It is feasible to use big data to control the flu

Source: Internet
Author: User
Keywords Big data flu
Tags anti- anti-virus beginning big data close control data domain

Flu, the topic that deeply troubles people in recent years. In the face of wave after wave of viral influenza, not only aroused the close attention of academics, but also often become a heated topic in the public domain. From 2009, the H1N1 Influenza A virus, which caused a staggering spread of 200,000 people worldwide, led to the rest of H7N9 bird flu in China by the beginning of this year. The influenza virus has been constantly reshaped and flooded the world. As a result, the drugs and vaccines are neither prepared nor used , Either can not prevent, in useless. At that time, the early detection of the trend of influenza could not only secure valuable time for preparation of antiviral drugs, but also help the vaccine research and development institute take measures to "symptomatically" as soon as possible.

The current influenza test is based primarily on the WHO global influenza surveillance network established by WHO in 1952. The network consists of 128 national influenza centers from 99 countries and the Influenza Reference and Research Collaborating Centers.

As far as the current situation is concerned, the smooth operation of this network has played a huge role in the monitoring and prevention and control of influenza. However, this is because the flu has been mostly regional in recent decades. According to the prevalence of the pandemic flu, the risk of a global flu pandemic is increasing.

This also puts forward higher requirements on flu surveillance: how to detect the signs of flu epidemic earlier and more accurately?

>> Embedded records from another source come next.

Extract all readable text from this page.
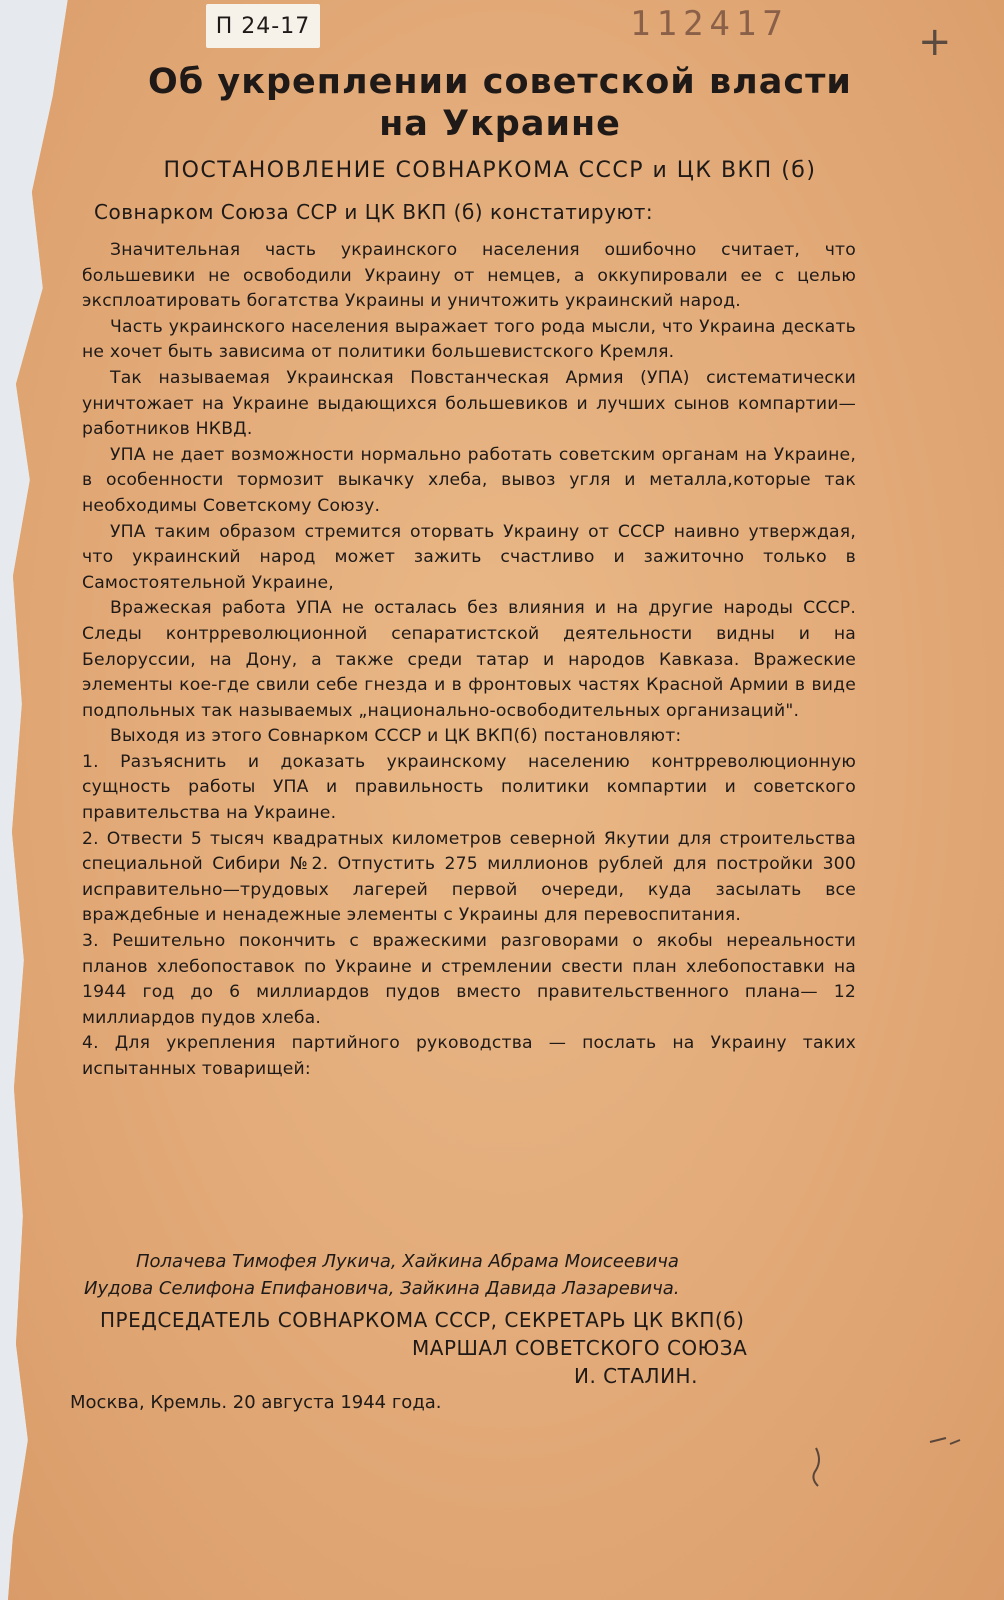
П 24-17	112417	+
Об укреплении советской власти
на Украине
ПОСТАНОВЛЕНИЕ СОВНАРКОМА СССР и ЦК ВКП (б)
Совнарком Союза ССР и ЦК ВКП (б) констатируют:

Значительная часть украинского населения ошибочно считает, что большевики не освободили Украину от немцев, а оккупировали ее с целью эксплоатировать богатства Украины и уничтожить украинский народ.

Часть украинского населения выражает того рода мысли, что Украина дескать не хочет быть зависима от политики большевистского Кремля.

Так называемая Украинская Повстанческая Армия (УПА) систематически уничтожает на Украине выдающихся большевиков и лучших сынов компартии—работников НКВД.

УПА не дает возможности нормально работать советским органам на Украине, в особенности тормозит выкачку хлеба, вывоз угля и металла,которые так необходимы Советскому Союзу.

УПА таким образом стремится оторвать Украину от СССР наивно утверждая, что украинский народ может зажить счастливо и зажиточно только в Самостоятельной Украине,

Вражеская работа УПА не осталась без влияния и на другие народы СССР. Следы контрреволюционной сепаратистской деятельности видны и на Белоруссии, на Дону, а также среди татар и народов Кавказа. Вражеские элементы кое-где свили себе гнезда и в фронтовых частях Красной Армии в виде подпольных так называемых „национально-освободительных организаций".

Выходя из этого Совнарком СССР и ЦК ВКП(б) постановляют:

1. Разъяснить и доказать украинскому населению контрреволюционную сущность работы УПА и правильность политики компартии и советского правительства на Украине.

2. Отвести 5 тысяч квадратных километров северной Якутии для строительства специальной Сибири №2. Отпустить 275 миллионов рублей для постройки 300 исправительно—трудовых лагерей первой очереди, куда засылать все враждебные и ненадежные элементы с Украины для перевоспитания.

3. Решительно покончить с вражескими разговорами о якобы нереальности планов хлебопоставок по Украине и стремлении свести план хлебопоставки на 1944 год до 6 миллиардов пудов вместо правительственного плана— 12 миллиардов пудов хлеба.

4. Для укрепления партийного руководства — послать на Украину таких испытанных товарищей:

Полачева Тимофея Лукича, Хайкина Абрама Моисеевича
Иудова Селифона Епифановича, Зайкина Давида Лазаревича.
ПРЕДСЕДАТЕЛЬ СОВНАРКОМА СССР, СЕКРЕТАРЬ ЦК ВКП(б)
МАРШАЛ СОВЕТСКОГО СОЮЗА
И. СТАЛИН.
Москва, Кремль. 20 августа 1944 года.
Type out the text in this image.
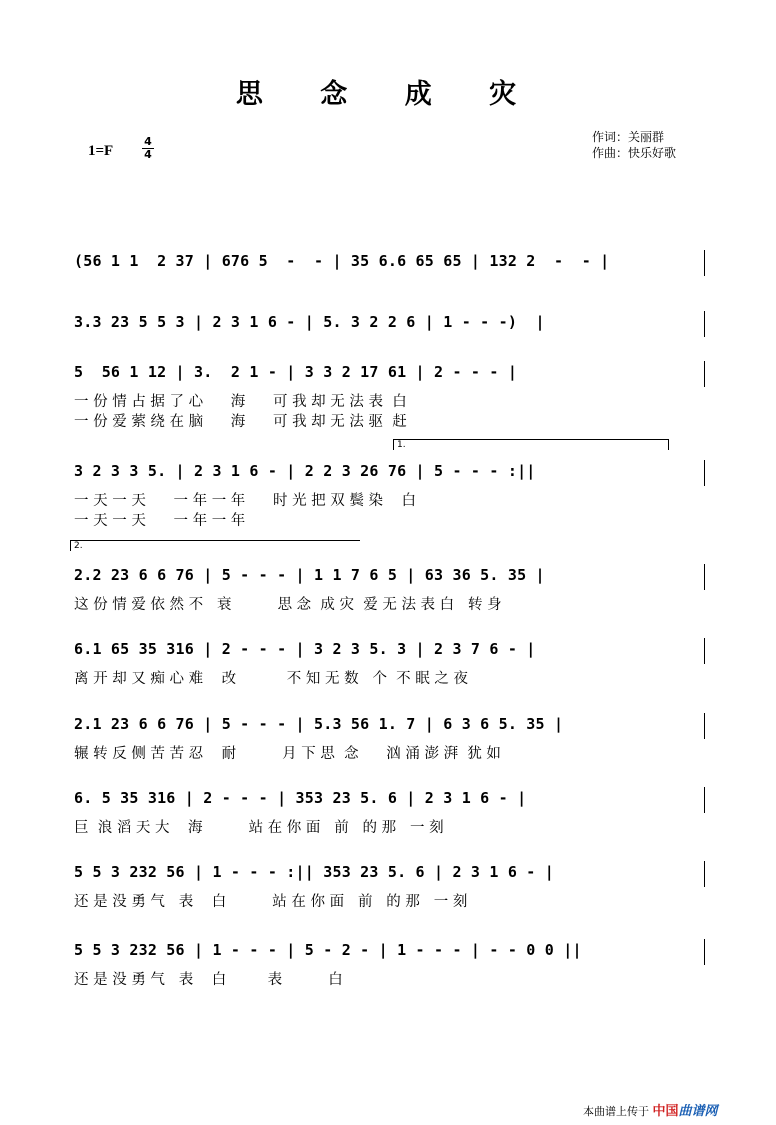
思 念 成 灾
1=F
4
4
作词：关丽群
作曲：快乐好歌
(56 1 1  2 37 | 676 5  -  - | 35 6.6 65 65 | 132 2  -  - |
3.3 23 5 5 3 | 2 3 1 6 - | 5. 3 2 2 6 | 1 - - -)  |
5  56 1 12 | 3.  2 1 - | 3 3 2 17 61 | 2 - - - |
一 份 情 占 据 了 心      海      可 我 却 无 法 表  白
一 份 爱 萦 绕 在 脑      海      可 我 却 无 法 驱  赶
3 2 3 3 5. | 2 3 1 6 - | 2 2 3 26 76 | 5 - - - :||
一 天 一 天      一 年 一 年      时 光 把 双 鬓 染    白
一 天 一 天      一 年 一 年
1.
2.2 23 6 6 76 | 5 - - - | 1 1 7 6 5 | 63 36 5. 35 |
这 份 情 爱 依 然 不   衰          思 念  成 灾  爱 无 法 表 白   转 身
2.
6.1 65 35 316 | 2 - - - | 3 2 3 5. 3 | 2 3 7 6 - |
离 开 却 又 痴 心 难    改           不 知 无 数   个  不 眠 之 夜
2.1 23 6 6 76 | 5 - - - | 5.3 56 1. 7 | 6 3 6 5. 35 |
辗 转 反 侧 苦 苦 忍    耐          月 下 思  念      汹 涌 澎 湃  犹 如
6. 5 35 316 | 2 - - - | 353 23 5. 6 | 2 3 1 6 - |
巨  浪 滔 天 大    海          站 在 你 面   前   的 那   一 刻
5 5 3 232 56 | 1 - - - :|| 353 23 5. 6 | 2 3 1 6 - |
还 是 没 勇 气   表    白          站 在 你 面   前   的 那   一 刻
5 5 3 232 56 | 1 - - - | 5 - 2 - | 1 - - - | - - 0 0 ||
还 是 没 勇 气   表    白         表          白
本曲谱上传于 中国曲谱网
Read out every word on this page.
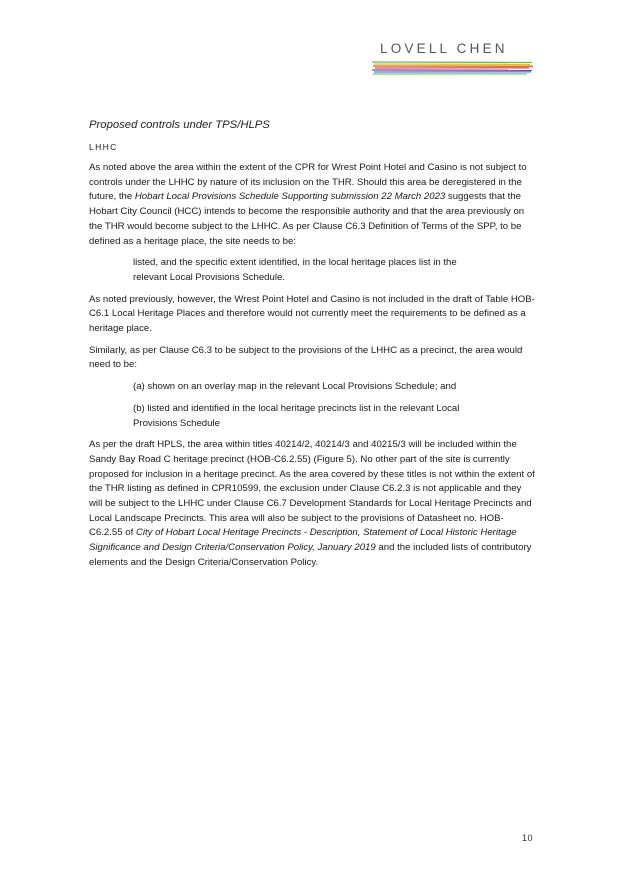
LOVELL CHEN
Proposed controls under TPS/HLPS
LHHC

As noted above the area within the extent of the CPR for Wrest Point Hotel and Casino is not subject to controls under the LHHC by nature of its inclusion on the THR. Should this area be deregistered in the future, the Hobart Local Provisions Schedule Supporting submission 22 March 2023 suggests that the Hobart City Council (HCC) intends to become the responsible authority and that the area previously on the THR would become subject to the LHHC. As per Clause C6.3 Definition of Terms of the SPP, to be defined as a heritage place, the site needs to be:

listed, and the specific extent identified, in the local heritage places list in the relevant Local Provisions Schedule.

As noted previously, however, the Wrest Point Hotel and Casino is not included in the draft of Table HOB-C6.1 Local Heritage Places and therefore would not currently meet the requirements to be defined as a heritage place.

Similarly, as per Clause C6.3 to be subject to the provisions of the LHHC as a precinct, the area would need to be:

(a) shown on an overlay map in the relevant Local Provisions Schedule; and
(b) listed and identified in the local heritage precincts list in the relevant Local Provisions Schedule

As per the draft HPLS, the area within titles 40214/2, 40214/3 and 40215/3 will be included within the Sandy Bay Road C heritage precinct (HOB-C6.2.55) (Figure 5). No other part of the site is currently proposed for inclusion in a heritage precinct. As the area covered by these titles is not within the extent of the THR listing as defined in CPR10599, the exclusion under Clause C6.2.3 is not applicable and they will be subject to the LHHC under Clause C6.7 Development Standards for Local Heritage Precincts and Local Landscape Precincts. This area will also be subject to the provisions of Datasheet no. HOB-C6.2.55 of City of Hobart Local Heritage Precincts - Description, Statement of Local Historic Heritage Significance and Design Criteria/Conservation Policy, January 2019 and the included lists of contributory elements and the Design Criteria/Conservation Policy.

10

A group of Google engineers have the same idea. As the world's largest search engine, millions of users are using search services provided by Google every minute of every day, and there are also a few people searching for health information. These user actions provide a wealth of valuable analytical data.

As you can imagine, in the flu epidemic season, the number of people searching for flu symptoms will soar, and in the flu-prone area, the proportion will rise accordingly. This means that there is a certain degree of correlation between the search trends for flu-related keywords and the prevalence and severity of the flu. Although not all people who search for such keywords have flu symptoms or flu, bringing together these search results may create an accurate and reliable model for real-time monitoring of the current flu epidemic and Estimate the status of future outbreaks.

Engineers first task is to choose the flu-related keywords. This step may seem simple, but it is very tricky. Although it is certain that the key words containing the word "flu" will certainly be selected, the forms of language organizations vary widely and it remains difficult to determine exactly which keywords should be included.

The engineer simply handed over the option of the keyword "rudely" to the machine. They picked Google search keywords up to 50 million, respectively, into a pre-built model, and then the curve generated by this model and the US Centers for Disease Control and Prevention (hereinafter referred to as the CDC) influenza epidemic curve Fitting, and then screened to a maximum of 100 keywords.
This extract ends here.